Crowded hedge fund trades: Thomson Financial, Bloomberg, Goldman analyze |
Date: Friday, December 21, 2007
Author: AllAboutAlpha.com
From AllAboutAlpha.com: Earlier this week, we told you about a recent European Central Bank report containing some research on correlations between hedge funds. Since position-level analysis is very difficult, researchers used the average cross-correlation between hedge funds following similar investment strategies. A high average correlation was interpreted as meaning that hedge funds had likely pursued the same underlying trades.
Position-level data may indeed be next to impossible, but not quite. In the United States, hedge funds are required to file a quarterly form called a “13f” that contains their common shares, convertible preferred shares and convertible bond holdings (long positions only). While the data is somewhat stale (managers have 45 days after quarter-end to submit the report), it provides some interesting insight into so-called “crowded” hedge fund trades.
In a report issued to clients on August 27, 2007, Thomson Financial analyzed the largest US holdings of the top 25 biggest hedge funds in the United States. Collectively, this group managed slightly over US$400 billion. According to Thomson, over 3% of these assets were invested in Sears Holdings (although they acknowledge that most of that may be ESL). The list of 25 also includes names such as Autozone, CVS, Google, Alcoa and RIM.

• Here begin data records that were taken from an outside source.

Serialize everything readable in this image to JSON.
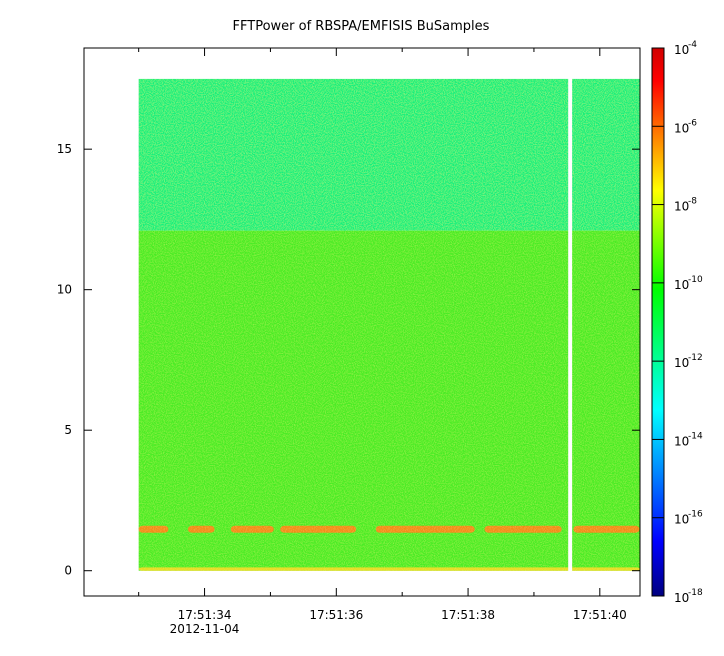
{
  "chart_data": {
    "type": "heatmap",
    "title": "FFTPower of RBSPA/EMFISIS  BuSamples",
    "xlabel": "",
    "ylabel": "",
    "x_axis": {
      "ticks": [
        {
          "time": "17:51:34",
          "sub": "2012-11-04"
        },
        {
          "time": "17:51:36",
          "sub": ""
        },
        {
          "time": "17:51:38",
          "sub": ""
        },
        {
          "time": "17:51:40",
          "sub": ""
        }
      ],
      "range_seconds_after_17_51_30": [
        2.17,
        10.61
      ],
      "minor_tick_step_seconds": 1
    },
    "y_axis": {
      "ticks": [
        0,
        5,
        10,
        15
      ],
      "ylim": [
        -0.9,
        18.6
      ]
    },
    "colorbar": {
      "scale": "log",
      "range": [
        "1e-18",
        "1e-4"
      ],
      "labels": [
        {
          "base": "10",
          "exp": "-4"
        },
        {
          "base": "10",
          "exp": "-6"
        },
        {
          "base": "10",
          "exp": "-8"
        },
        {
          "base": "10",
          "exp": "-10"
        },
        {
          "base": "10",
          "exp": "-12"
        },
        {
          "base": "10",
          "exp": "-14"
        },
        {
          "base": "10",
          "exp": "-16"
        },
        {
          "base": "10",
          "exp": "-18"
        }
      ],
      "colors": [
        "#00007f",
        "#0000ff",
        "#0080ff",
        "#00ffff",
        "#00ff80",
        "#00ff00",
        "#80ff00",
        "#ffff00",
        "#ff8000",
        "#ff0000",
        "#d00000"
      ]
    },
    "data_extent": {
      "t_start_s": 3.0,
      "t_end_s": 10.61,
      "freq_min": 0.0,
      "freq_max": 17.5
    },
    "gap": {
      "t_start_s": 9.52,
      "t_end_s": 9.58
    },
    "regions": [
      {
        "f_min": 12.1,
        "f_max": 17.5,
        "level": "1e-12",
        "color": "#12f07c"
      },
      {
        "f_min": 0.0,
        "f_max": 12.1,
        "level": "1e-10",
        "color": "#48ec28"
      }
    ],
    "bands": [
      {
        "f_min": 1.35,
        "f_max": 1.6,
        "level": "1e-8",
        "color": "#f28a18",
        "segments": [
          [
            3.0,
            3.45
          ],
          [
            3.75,
            4.15
          ],
          [
            4.4,
            5.05
          ],
          [
            5.15,
            6.3
          ],
          [
            6.6,
            8.1
          ],
          [
            8.25,
            9.42
          ],
          [
            9.6,
            10.6
          ]
        ]
      },
      {
        "f_min": 0.0,
        "f_max": 0.12,
        "level": "1e-9",
        "color": "#e6dc22",
        "segments": [
          [
            3.0,
            10.61
          ]
        ]
      }
    ]
  }
}
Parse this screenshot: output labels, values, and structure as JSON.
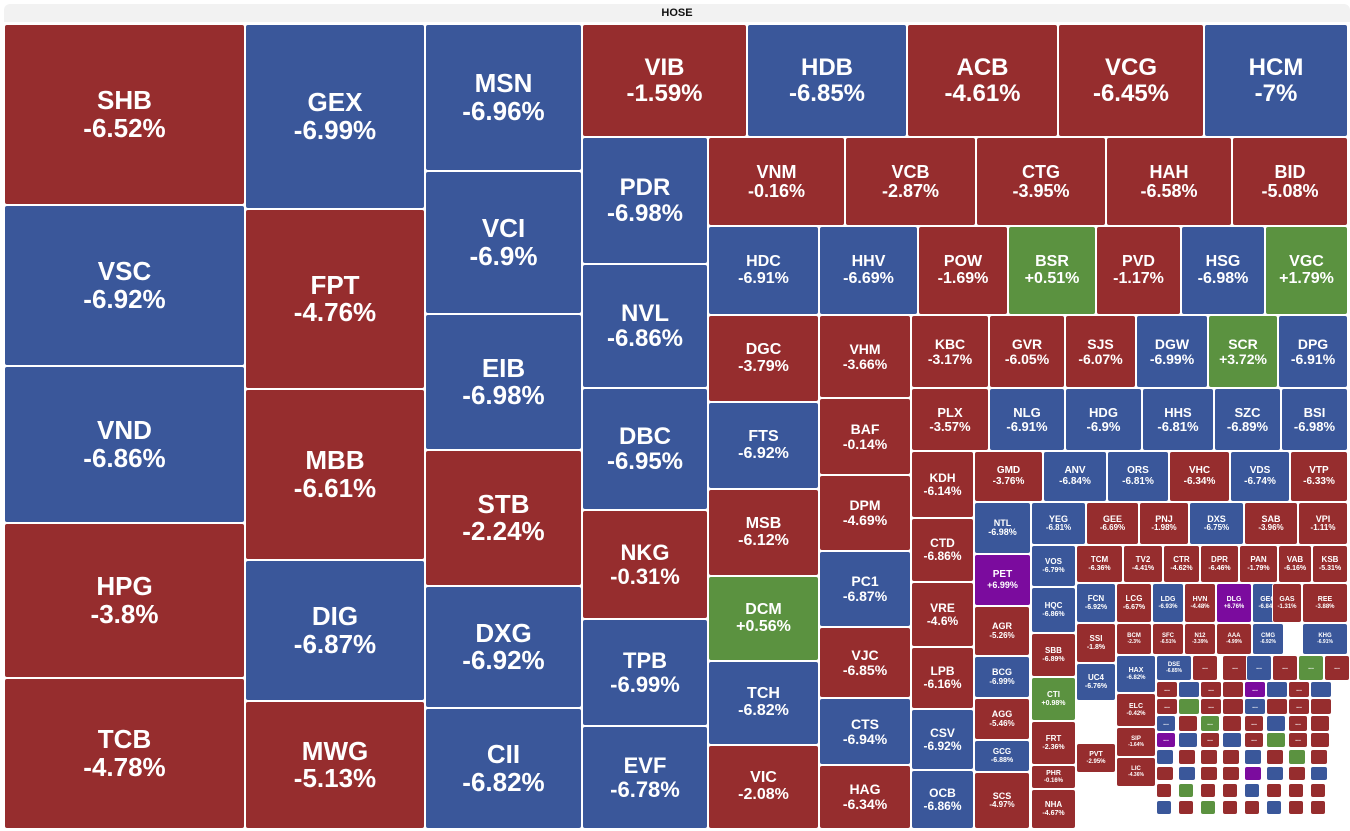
{
  "chart_data": {
    "type": "treemap",
    "title": "HOSE",
    "colors": {
      "down": "#962D2E",
      "floor": "#3A579A",
      "up": "#5B9240",
      "ceiling": "#7B0B9E",
      "ref": "#C59A2E"
    },
    "items": [
      {
        "t": "SHB",
        "v": "-6.52%",
        "c": "down"
      },
      {
        "t": "VSC",
        "v": "-6.92%",
        "c": "floor"
      },
      {
        "t": "VND",
        "v": "-6.86%",
        "c": "floor"
      },
      {
        "t": "HPG",
        "v": "-3.8%",
        "c": "down"
      },
      {
        "t": "TCB",
        "v": "-4.78%",
        "c": "down"
      },
      {
        "t": "GEX",
        "v": "-6.99%",
        "c": "floor"
      },
      {
        "t": "FPT",
        "v": "-4.76%",
        "c": "down"
      },
      {
        "t": "MBB",
        "v": "-6.61%",
        "c": "down"
      },
      {
        "t": "DIG",
        "v": "-6.87%",
        "c": "floor"
      },
      {
        "t": "MWG",
        "v": "-5.13%",
        "c": "down"
      },
      {
        "t": "MSN",
        "v": "-6.96%",
        "c": "floor"
      },
      {
        "t": "VCI",
        "v": "-6.9%",
        "c": "floor"
      },
      {
        "t": "EIB",
        "v": "-6.98%",
        "c": "floor"
      },
      {
        "t": "STB",
        "v": "-2.24%",
        "c": "down"
      },
      {
        "t": "DXG",
        "v": "-6.92%",
        "c": "floor"
      },
      {
        "t": "CII",
        "v": "-6.82%",
        "c": "floor"
      },
      {
        "t": "VIB",
        "v": "-1.59%",
        "c": "down"
      },
      {
        "t": "HDB",
        "v": "-6.85%",
        "c": "floor"
      },
      {
        "t": "ACB",
        "v": "-4.61%",
        "c": "down"
      },
      {
        "t": "VCG",
        "v": "-6.45%",
        "c": "down"
      },
      {
        "t": "HCM",
        "v": "-7%",
        "c": "floor"
      },
      {
        "t": "PDR",
        "v": "-6.98%",
        "c": "floor"
      },
      {
        "t": "NVL",
        "v": "-6.86%",
        "c": "floor"
      },
      {
        "t": "DBC",
        "v": "-6.95%",
        "c": "floor"
      },
      {
        "t": "NKG",
        "v": "-0.31%",
        "c": "down"
      },
      {
        "t": "TPB",
        "v": "-6.99%",
        "c": "floor"
      },
      {
        "t": "EVF",
        "v": "-6.78%",
        "c": "floor"
      },
      {
        "t": "VNM",
        "v": "-0.16%",
        "c": "down"
      },
      {
        "t": "VCB",
        "v": "-2.87%",
        "c": "down"
      },
      {
        "t": "CTG",
        "v": "-3.95%",
        "c": "down"
      },
      {
        "t": "HAH",
        "v": "-6.58%",
        "c": "down"
      },
      {
        "t": "BID",
        "v": "-5.08%",
        "c": "down"
      },
      {
        "t": "HDC",
        "v": "-6.91%",
        "c": "floor"
      },
      {
        "t": "HHV",
        "v": "-6.69%",
        "c": "floor"
      },
      {
        "t": "POW",
        "v": "-1.69%",
        "c": "down"
      },
      {
        "t": "BSR",
        "v": "+0.51%",
        "c": "up"
      },
      {
        "t": "PVD",
        "v": "-1.17%",
        "c": "down"
      },
      {
        "t": "HSG",
        "v": "-6.98%",
        "c": "floor"
      },
      {
        "t": "VGC",
        "v": "+1.79%",
        "c": "up"
      },
      {
        "t": "DGC",
        "v": "-3.79%",
        "c": "down"
      },
      {
        "t": "FTS",
        "v": "-6.92%",
        "c": "floor"
      },
      {
        "t": "MSB",
        "v": "-6.12%",
        "c": "down"
      },
      {
        "t": "DCM",
        "v": "+0.56%",
        "c": "up"
      },
      {
        "t": "TCH",
        "v": "-6.82%",
        "c": "floor"
      },
      {
        "t": "VIC",
        "v": "-2.08%",
        "c": "down"
      },
      {
        "t": "VHM",
        "v": "-3.66%",
        "c": "down"
      },
      {
        "t": "BAF",
        "v": "-0.14%",
        "c": "down"
      },
      {
        "t": "DPM",
        "v": "-4.69%",
        "c": "down"
      },
      {
        "t": "PC1",
        "v": "-6.87%",
        "c": "floor"
      },
      {
        "t": "VJC",
        "v": "-6.85%",
        "c": "down"
      },
      {
        "t": "CTS",
        "v": "-6.94%",
        "c": "floor"
      },
      {
        "t": "HAG",
        "v": "-6.34%",
        "c": "down"
      },
      {
        "t": "KBC",
        "v": "-3.17%",
        "c": "down"
      },
      {
        "t": "GVR",
        "v": "-6.05%",
        "c": "down"
      },
      {
        "t": "SJS",
        "v": "-6.07%",
        "c": "down"
      },
      {
        "t": "DGW",
        "v": "-6.99%",
        "c": "floor"
      },
      {
        "t": "SCR",
        "v": "+3.72%",
        "c": "up"
      },
      {
        "t": "DPG",
        "v": "-6.91%",
        "c": "floor"
      },
      {
        "t": "PLX",
        "v": "-3.57%",
        "c": "down"
      },
      {
        "t": "NLG",
        "v": "-6.91%",
        "c": "floor"
      },
      {
        "t": "HDG",
        "v": "-6.9%",
        "c": "floor"
      },
      {
        "t": "HHS",
        "v": "-6.81%",
        "c": "floor"
      },
      {
        "t": "SZC",
        "v": "-6.89%",
        "c": "floor"
      },
      {
        "t": "BSI",
        "v": "-6.98%",
        "c": "floor"
      },
      {
        "t": "KDH",
        "v": "-6.14%",
        "c": "down"
      },
      {
        "t": "CTD",
        "v": "-6.86%",
        "c": "down"
      },
      {
        "t": "VRE",
        "v": "-4.6%",
        "c": "down"
      },
      {
        "t": "LPB",
        "v": "-6.16%",
        "c": "down"
      },
      {
        "t": "CSV",
        "v": "-6.92%",
        "c": "floor"
      },
      {
        "t": "OCB",
        "v": "-6.86%",
        "c": "floor"
      },
      {
        "t": "GMD",
        "v": "-3.76%",
        "c": "down"
      },
      {
        "t": "ANV",
        "v": "-6.84%",
        "c": "floor"
      },
      {
        "t": "ORS",
        "v": "-6.81%",
        "c": "floor"
      },
      {
        "t": "VHC",
        "v": "-6.34%",
        "c": "down"
      },
      {
        "t": "VDS",
        "v": "-6.74%",
        "c": "floor"
      },
      {
        "t": "VTP",
        "v": "-6.33%",
        "c": "down"
      },
      {
        "t": "NTL",
        "v": "-6.98%",
        "c": "floor"
      },
      {
        "t": "YEG",
        "v": "-6.81%",
        "c": "floor"
      },
      {
        "t": "GEE",
        "v": "-6.69%",
        "c": "down"
      },
      {
        "t": "PNJ",
        "v": "-1.98%",
        "c": "down"
      },
      {
        "t": "DXS",
        "v": "-6.75%",
        "c": "floor"
      },
      {
        "t": "SAB",
        "v": "-3.96%",
        "c": "down"
      },
      {
        "t": "VPI",
        "v": "-1.11%",
        "c": "down"
      },
      {
        "t": "PET",
        "v": "+6.99%",
        "c": "ceiling"
      },
      {
        "t": "VOS",
        "v": "-6.79%",
        "c": "floor"
      },
      {
        "t": "TCM",
        "v": "-6.36%",
        "c": "down"
      },
      {
        "t": "TV2",
        "v": "-4.41%",
        "c": "down"
      },
      {
        "t": "CTR",
        "v": "-4.62%",
        "c": "down"
      },
      {
        "t": "DPR",
        "v": "-6.46%",
        "c": "down"
      },
      {
        "t": "PAN",
        "v": "-1.79%",
        "c": "down"
      },
      {
        "t": "VAB",
        "v": "-6.16%",
        "c": "down"
      },
      {
        "t": "KSB",
        "v": "-5.31%",
        "c": "down"
      },
      {
        "t": "AGR",
        "v": "-5.26%",
        "c": "down"
      },
      {
        "t": "HQC",
        "v": "-6.86%",
        "c": "floor"
      },
      {
        "t": "FCN",
        "v": "-6.92%",
        "c": "floor"
      },
      {
        "t": "LCG",
        "v": "-6.67%",
        "c": "down"
      },
      {
        "t": "LDG",
        "v": "-6.93%",
        "c": "floor"
      },
      {
        "t": "HVN",
        "v": "-4.48%",
        "c": "down"
      },
      {
        "t": "DLG",
        "v": "+6.76%",
        "c": "ceiling"
      },
      {
        "t": "GEG",
        "v": "-6.84%",
        "c": "floor"
      },
      {
        "t": "GAS",
        "v": "-1.31%",
        "c": "down"
      },
      {
        "t": "REE",
        "v": "-3.88%",
        "c": "down"
      },
      {
        "t": "BCG",
        "v": "-6.99%",
        "c": "floor"
      },
      {
        "t": "SBB",
        "v": "-6.89%",
        "c": "down"
      },
      {
        "t": "SSI",
        "v": "-1.8%",
        "c": "down"
      },
      {
        "t": "BCM",
        "v": "-2.3%",
        "c": "down"
      },
      {
        "t": "SFC",
        "v": "-6.51%",
        "c": "down"
      },
      {
        "t": "N12",
        "v": "-3.39%",
        "c": "down"
      },
      {
        "t": "AAA",
        "v": "-4.99%",
        "c": "down"
      },
      {
        "t": "CMG",
        "v": "-6.92%",
        "c": "floor"
      },
      {
        "t": "KHG",
        "v": "-6.91%",
        "c": "floor"
      },
      {
        "t": "AGG",
        "v": "-5.46%",
        "c": "down"
      },
      {
        "t": "UC4",
        "v": "-6.76%",
        "c": "floor"
      },
      {
        "t": "HAX",
        "v": "-6.82%",
        "c": "floor"
      },
      {
        "t": "DSE",
        "v": "-6.85%",
        "c": "floor"
      },
      {
        "t": "CTI",
        "v": "+0.98%",
        "c": "up"
      },
      {
        "t": "ELC",
        "v": "-0.42%",
        "c": "down"
      },
      {
        "t": "GCG",
        "v": "-6.88%",
        "c": "floor"
      },
      {
        "t": "FRT",
        "v": "-2.36%",
        "c": "down"
      },
      {
        "t": "SIP",
        "v": "-1.64%",
        "c": "down"
      },
      {
        "t": "PHR",
        "v": "-0.16%",
        "c": "down"
      },
      {
        "t": "PVT",
        "v": "-2.95%",
        "c": "down"
      },
      {
        "t": "LIC",
        "v": "-4.36%",
        "c": "down"
      },
      {
        "t": "SCS",
        "v": "-4.97%",
        "c": "down"
      },
      {
        "t": "NHA",
        "v": "-4.67%",
        "c": "down"
      }
    ],
    "ellipsis_label": "..."
  }
}
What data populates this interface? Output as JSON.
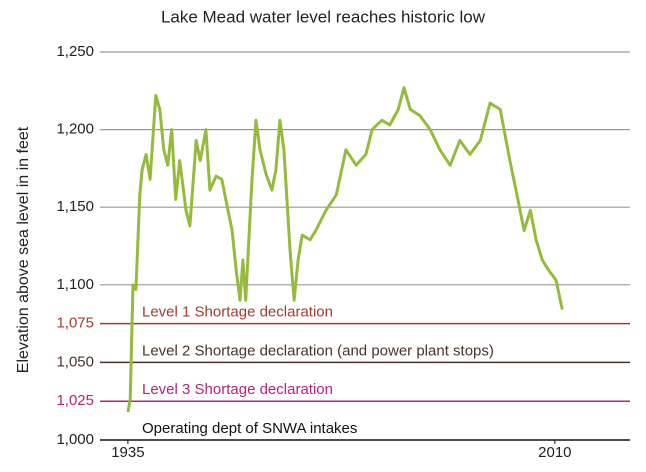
{
  "chart_data": {
    "type": "line",
    "title": "Lake Mead water level reaches historic low",
    "y_label": "Elevation above sea level in  in feet",
    "xlim": [
      1930.1,
      2023.2
    ],
    "xticks": [
      1935,
      2010
    ],
    "ylim": [
      1000,
      1250
    ],
    "yticks": [
      {
        "value": 1000,
        "label": "1,000"
      },
      {
        "value": 1025,
        "label": "1,025"
      },
      {
        "value": 1050,
        "label": "1,050"
      },
      {
        "value": 1075,
        "label": "1,075"
      },
      {
        "value": 1100,
        "label": "1,100"
      },
      {
        "value": 1150,
        "label": "1,150"
      },
      {
        "value": 1200,
        "label": "1,200"
      },
      {
        "value": 1250,
        "label": "1,250"
      }
    ],
    "grid": true,
    "reference_lines": [
      {
        "value": 1075,
        "label": "Level 1 Shortage declaration",
        "color": "#9e3d2c"
      },
      {
        "value": 1050,
        "label": "Level 2 Shortage declaration (and power plant stops)",
        "color": "#4a3328"
      },
      {
        "value": 1025,
        "label": "Level 3 Shortage declaration",
        "color": "#b5247a"
      },
      {
        "value": 1000,
        "label": "Operating dept of SNWA intakes",
        "color": "#111111"
      }
    ],
    "series": [
      {
        "color": "#94bb3c",
        "x": [
          1935,
          1935.4,
          1935.9,
          1936.4,
          1937.1,
          1937.5,
          1938.2,
          1938.9,
          1939.9,
          1940.6,
          1941.3,
          1942,
          1942.7,
          1943.4,
          1944.1,
          1945.2,
          1945.9,
          1947,
          1947.7,
          1948.7,
          1949.4,
          1950.5,
          1951.5,
          1952.2,
          1953.3,
          1954,
          1954.7,
          1955.2,
          1955.7,
          1956.8,
          1957.5,
          1958.2,
          1959.3,
          1960.3,
          1961,
          1961.7,
          1962.4,
          1963.5,
          1964.2,
          1964.9,
          1965.6,
          1967,
          1968,
          1969.8,
          1971.6,
          1973.3,
          1975.1,
          1976.8,
          1977.9,
          1979.6,
          1981,
          1982.5,
          1983.5,
          1984.6,
          1986.3,
          1988.1,
          1989.8,
          1991.6,
          1993.3,
          1995.1,
          1996.9,
          1998.6,
          2000.4,
          2002.1,
          2003.5,
          2004.6,
          2005.7,
          2006.7,
          2007.8,
          2008.8,
          2010.2,
          2011.3
        ],
        "values": [
          1018,
          1026,
          1100,
          1097,
          1158,
          1174,
          1184,
          1168,
          1222,
          1213,
          1187,
          1177,
          1200,
          1155,
          1180,
          1148,
          1138,
          1193,
          1180,
          1200,
          1161,
          1170,
          1168,
          1155,
          1135,
          1110,
          1090,
          1116,
          1090,
          1168,
          1206,
          1187,
          1171,
          1161,
          1174,
          1206,
          1187,
          1122,
          1090,
          1116,
          1132,
          1129,
          1135,
          1148,
          1158,
          1187,
          1177,
          1184,
          1200,
          1206,
          1203,
          1213,
          1227,
          1213,
          1209,
          1200,
          1187,
          1177,
          1193,
          1184,
          1193,
          1217,
          1213,
          1180,
          1155,
          1135,
          1148,
          1129,
          1116,
          1110,
          1103,
          1084
        ]
      }
    ]
  }
}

But does the proportion of the top 30 hedge funds’ investments indicate a trade is “crowded”. Perhaps the number of top 20 hedge funds in the name is a better indication? On this grounds, CVS, Wellpoint, and Qualcomm would be the most crowded.
Examining hedge fund ownership as a percentage of market cap might be a more accurate measure how popular a company is amongst hedgies. Goldman Sachs has created an index it calls “The Most Concentrated Positions” (Bloomberg: GSTHHFHI) is an index of the stocks with the highest percentage of hedge fund ownership (by 700 hedge funds with $936 billion under management in aggregate as of October 1, 2007).
In a November 21 research note, Goldman said that a strategy of buying the top 20 S&P 500 stocks in which hedge funds have the highest percentage ownership has outperformed the index by over 17% on an annualized basis. While they underperform in market pullbacks, they usually rebounded soon after. According the the research note, this was because these names were oversold due to “ownership characteristics” not “fundamental reasons”. (This list includes names like Goodyear, Alcan, and Virgin Media). So score one for the “smart money”, right?
Maybe not. The firm also found that these stocks broke with tradition and didn’t actually rebound after the July/August sell-off. In fact, they continued to underperform the S&P 500 in September. Although Goldman said this strategy “may continue to outperform”, they sent the rocket scientists back to the drawing board.